Finding the baroque goodness that is the steampunk keyboard for my last posting, I have been thinking about technology and how dull so much of it is. A number of people commented along the lines that the keyboard is 'gorgeous' and some said that they want all their tech to look like it. Well, so do I.
Going back for a moment, to the mid 1980s, I used regularly to sit in the pub amidst pools of beer and clouds of smoke with
boroshan (back in the days before he was, indeed, boroshan and before I was caddyman or any of the roots that name derived from)and regularly lambast his computer-programming soul with my frustration at the small green and black screened terminal in the recess at the end of the corridor at work. He told me a number of times that my descriptions of my trials with that unco-operative brute made him think of a darkened cell containing a large gothic thing with a small screen, teak and ivory keys and large brass piping leading off into the ceiling like some cathedral organ, probably with faint airs from Bach being played on the edge of hearing.

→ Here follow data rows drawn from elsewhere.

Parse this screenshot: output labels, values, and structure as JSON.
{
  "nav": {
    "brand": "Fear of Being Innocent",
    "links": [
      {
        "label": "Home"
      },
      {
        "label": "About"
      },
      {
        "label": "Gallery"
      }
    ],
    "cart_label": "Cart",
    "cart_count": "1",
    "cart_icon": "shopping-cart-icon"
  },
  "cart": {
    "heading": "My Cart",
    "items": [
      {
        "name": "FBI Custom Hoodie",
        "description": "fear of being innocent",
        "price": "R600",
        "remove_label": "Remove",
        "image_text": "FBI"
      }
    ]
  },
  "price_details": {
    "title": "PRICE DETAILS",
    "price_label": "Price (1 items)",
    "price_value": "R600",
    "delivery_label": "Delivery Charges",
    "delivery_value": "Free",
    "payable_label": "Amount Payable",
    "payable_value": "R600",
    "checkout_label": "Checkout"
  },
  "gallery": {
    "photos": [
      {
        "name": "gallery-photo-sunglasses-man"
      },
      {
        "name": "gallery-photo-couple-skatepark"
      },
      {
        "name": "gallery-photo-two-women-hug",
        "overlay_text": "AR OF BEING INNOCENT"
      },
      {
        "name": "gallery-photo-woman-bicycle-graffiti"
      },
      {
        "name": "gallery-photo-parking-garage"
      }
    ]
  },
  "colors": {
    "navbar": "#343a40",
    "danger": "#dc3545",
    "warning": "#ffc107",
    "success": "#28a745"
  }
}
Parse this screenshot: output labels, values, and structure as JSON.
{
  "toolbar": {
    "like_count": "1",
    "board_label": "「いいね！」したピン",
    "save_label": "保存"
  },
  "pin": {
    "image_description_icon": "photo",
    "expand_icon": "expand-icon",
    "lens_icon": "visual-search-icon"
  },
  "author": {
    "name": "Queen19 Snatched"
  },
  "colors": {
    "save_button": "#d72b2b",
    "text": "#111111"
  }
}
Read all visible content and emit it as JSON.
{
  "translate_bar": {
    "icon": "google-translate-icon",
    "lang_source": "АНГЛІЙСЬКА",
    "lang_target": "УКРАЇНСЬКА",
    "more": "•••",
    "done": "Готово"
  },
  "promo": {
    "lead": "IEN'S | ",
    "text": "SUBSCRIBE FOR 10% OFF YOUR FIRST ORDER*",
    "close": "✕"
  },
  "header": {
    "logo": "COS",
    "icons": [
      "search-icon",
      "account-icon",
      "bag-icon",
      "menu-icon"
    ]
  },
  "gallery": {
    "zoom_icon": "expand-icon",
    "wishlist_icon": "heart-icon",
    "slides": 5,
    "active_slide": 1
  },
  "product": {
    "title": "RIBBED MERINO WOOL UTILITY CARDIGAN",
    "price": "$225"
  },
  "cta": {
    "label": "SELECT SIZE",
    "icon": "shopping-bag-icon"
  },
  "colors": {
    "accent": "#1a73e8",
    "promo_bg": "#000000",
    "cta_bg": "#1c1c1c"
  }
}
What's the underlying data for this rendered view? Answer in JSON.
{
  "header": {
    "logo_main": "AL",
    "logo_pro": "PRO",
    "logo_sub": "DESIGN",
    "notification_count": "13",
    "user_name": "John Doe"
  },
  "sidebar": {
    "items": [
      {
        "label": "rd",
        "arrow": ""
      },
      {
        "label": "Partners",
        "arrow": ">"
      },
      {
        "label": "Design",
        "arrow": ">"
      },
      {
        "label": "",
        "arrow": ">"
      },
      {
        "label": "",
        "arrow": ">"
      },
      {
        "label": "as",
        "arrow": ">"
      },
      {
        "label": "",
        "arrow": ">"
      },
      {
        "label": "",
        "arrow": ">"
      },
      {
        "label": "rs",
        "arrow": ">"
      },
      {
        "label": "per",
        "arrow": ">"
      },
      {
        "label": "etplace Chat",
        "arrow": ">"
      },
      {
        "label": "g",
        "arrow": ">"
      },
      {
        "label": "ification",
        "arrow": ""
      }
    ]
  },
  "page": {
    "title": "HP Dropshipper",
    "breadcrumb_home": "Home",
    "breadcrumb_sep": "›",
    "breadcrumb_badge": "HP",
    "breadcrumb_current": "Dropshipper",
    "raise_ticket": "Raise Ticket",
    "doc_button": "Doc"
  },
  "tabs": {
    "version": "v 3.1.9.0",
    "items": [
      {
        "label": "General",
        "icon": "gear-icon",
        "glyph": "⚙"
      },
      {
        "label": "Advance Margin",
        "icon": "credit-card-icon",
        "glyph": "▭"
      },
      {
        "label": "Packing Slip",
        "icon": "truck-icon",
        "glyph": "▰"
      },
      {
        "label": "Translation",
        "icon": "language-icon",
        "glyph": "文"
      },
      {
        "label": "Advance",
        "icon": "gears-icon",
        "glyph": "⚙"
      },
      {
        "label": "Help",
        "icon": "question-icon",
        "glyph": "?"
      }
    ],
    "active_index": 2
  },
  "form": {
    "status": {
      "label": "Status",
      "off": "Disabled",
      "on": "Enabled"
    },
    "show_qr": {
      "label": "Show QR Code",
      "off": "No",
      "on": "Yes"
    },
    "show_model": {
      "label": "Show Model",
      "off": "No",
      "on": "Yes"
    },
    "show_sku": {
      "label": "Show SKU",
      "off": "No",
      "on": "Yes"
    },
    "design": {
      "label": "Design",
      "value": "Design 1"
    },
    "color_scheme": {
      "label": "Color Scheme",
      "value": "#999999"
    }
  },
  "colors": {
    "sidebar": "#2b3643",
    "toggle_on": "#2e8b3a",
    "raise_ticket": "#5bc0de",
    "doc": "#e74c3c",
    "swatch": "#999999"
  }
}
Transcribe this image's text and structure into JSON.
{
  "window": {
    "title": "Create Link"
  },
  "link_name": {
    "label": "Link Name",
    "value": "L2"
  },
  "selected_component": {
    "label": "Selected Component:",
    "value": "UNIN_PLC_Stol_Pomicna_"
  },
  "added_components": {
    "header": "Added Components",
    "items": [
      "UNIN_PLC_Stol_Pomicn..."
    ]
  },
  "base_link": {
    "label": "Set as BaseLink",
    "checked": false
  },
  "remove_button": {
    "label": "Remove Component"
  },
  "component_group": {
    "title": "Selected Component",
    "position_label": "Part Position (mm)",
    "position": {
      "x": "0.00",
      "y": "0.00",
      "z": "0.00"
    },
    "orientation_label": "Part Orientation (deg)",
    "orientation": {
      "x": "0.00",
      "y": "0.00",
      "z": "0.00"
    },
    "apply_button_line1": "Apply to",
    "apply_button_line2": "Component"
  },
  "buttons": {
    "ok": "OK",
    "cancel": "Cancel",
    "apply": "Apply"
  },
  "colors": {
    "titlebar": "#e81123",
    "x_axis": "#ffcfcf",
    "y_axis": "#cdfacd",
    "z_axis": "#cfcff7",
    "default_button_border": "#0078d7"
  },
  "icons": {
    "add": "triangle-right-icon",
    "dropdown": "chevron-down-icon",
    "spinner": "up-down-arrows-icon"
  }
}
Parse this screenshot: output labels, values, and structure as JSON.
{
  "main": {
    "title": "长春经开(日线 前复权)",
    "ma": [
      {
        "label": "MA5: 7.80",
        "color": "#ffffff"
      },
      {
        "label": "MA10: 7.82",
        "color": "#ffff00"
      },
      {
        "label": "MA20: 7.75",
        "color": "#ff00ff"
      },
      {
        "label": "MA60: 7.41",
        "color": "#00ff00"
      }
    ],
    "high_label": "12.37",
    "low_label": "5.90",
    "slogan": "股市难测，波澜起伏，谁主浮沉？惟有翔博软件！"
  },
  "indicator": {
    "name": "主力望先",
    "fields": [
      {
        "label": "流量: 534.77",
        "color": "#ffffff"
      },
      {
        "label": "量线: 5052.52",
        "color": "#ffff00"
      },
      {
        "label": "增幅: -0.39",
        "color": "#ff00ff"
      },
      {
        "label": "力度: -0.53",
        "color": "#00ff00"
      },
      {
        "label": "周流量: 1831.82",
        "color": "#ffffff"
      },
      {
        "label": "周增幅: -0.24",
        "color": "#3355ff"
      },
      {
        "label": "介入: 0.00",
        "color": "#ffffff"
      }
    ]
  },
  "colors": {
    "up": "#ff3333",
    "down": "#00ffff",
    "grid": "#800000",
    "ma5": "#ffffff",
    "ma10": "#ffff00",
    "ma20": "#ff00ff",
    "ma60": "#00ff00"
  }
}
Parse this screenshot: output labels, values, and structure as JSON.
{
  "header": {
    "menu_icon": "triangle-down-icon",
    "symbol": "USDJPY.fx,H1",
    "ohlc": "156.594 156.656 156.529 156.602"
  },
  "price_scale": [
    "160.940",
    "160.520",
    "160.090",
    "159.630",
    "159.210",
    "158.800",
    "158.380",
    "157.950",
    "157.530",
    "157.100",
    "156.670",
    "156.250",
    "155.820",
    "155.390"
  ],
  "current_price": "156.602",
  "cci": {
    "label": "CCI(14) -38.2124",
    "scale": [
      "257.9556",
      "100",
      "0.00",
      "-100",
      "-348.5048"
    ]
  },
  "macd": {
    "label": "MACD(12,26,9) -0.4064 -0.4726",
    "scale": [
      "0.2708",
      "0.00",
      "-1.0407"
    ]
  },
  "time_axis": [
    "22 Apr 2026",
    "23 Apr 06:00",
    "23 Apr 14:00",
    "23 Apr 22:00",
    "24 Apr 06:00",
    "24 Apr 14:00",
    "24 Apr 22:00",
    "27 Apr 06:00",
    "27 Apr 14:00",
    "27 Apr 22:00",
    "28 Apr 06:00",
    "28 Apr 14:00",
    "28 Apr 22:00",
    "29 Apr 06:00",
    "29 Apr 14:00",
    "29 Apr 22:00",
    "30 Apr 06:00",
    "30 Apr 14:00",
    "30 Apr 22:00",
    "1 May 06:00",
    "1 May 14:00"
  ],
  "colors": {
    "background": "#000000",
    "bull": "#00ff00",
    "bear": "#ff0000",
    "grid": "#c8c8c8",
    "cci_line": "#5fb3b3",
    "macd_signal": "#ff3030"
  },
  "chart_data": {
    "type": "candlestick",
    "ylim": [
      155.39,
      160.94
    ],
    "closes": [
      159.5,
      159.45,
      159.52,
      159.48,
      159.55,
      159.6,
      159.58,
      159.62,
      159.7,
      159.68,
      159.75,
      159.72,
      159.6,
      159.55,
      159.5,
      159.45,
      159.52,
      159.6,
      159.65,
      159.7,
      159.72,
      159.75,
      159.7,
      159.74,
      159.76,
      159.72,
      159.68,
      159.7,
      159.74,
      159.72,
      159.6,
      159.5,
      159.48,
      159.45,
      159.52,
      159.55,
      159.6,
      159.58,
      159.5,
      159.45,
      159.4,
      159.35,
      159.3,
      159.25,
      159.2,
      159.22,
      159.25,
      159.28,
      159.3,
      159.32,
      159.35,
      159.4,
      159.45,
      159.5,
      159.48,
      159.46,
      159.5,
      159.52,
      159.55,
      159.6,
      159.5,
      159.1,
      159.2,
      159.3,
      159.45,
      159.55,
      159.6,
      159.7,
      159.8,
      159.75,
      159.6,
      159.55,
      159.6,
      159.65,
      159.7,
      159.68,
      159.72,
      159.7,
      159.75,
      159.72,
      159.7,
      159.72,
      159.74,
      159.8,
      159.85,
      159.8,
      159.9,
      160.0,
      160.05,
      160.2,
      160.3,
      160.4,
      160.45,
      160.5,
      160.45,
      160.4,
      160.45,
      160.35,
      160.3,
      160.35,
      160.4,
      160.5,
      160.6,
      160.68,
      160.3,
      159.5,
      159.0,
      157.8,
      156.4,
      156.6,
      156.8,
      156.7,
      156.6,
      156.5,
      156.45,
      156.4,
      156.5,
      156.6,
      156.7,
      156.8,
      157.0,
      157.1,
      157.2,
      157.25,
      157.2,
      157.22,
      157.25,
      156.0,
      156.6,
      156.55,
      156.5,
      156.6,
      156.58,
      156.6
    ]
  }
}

We agreed then and there that technology should look like that; I don't know if
steampunk had been devised at that point, but I wasn't aware of the concept as such. Nonetheless, it felt right and it feels right now.
There is a lot to be said for modern minimalist design, but a bit of rococo gilt still has its place and I don't see why technology shouldn't be disguised to look more homely and inviting.Why shouldn't we be able to switch the telly on by flipping the head on an ornate bronze statue and pressing a button concealed in the neck?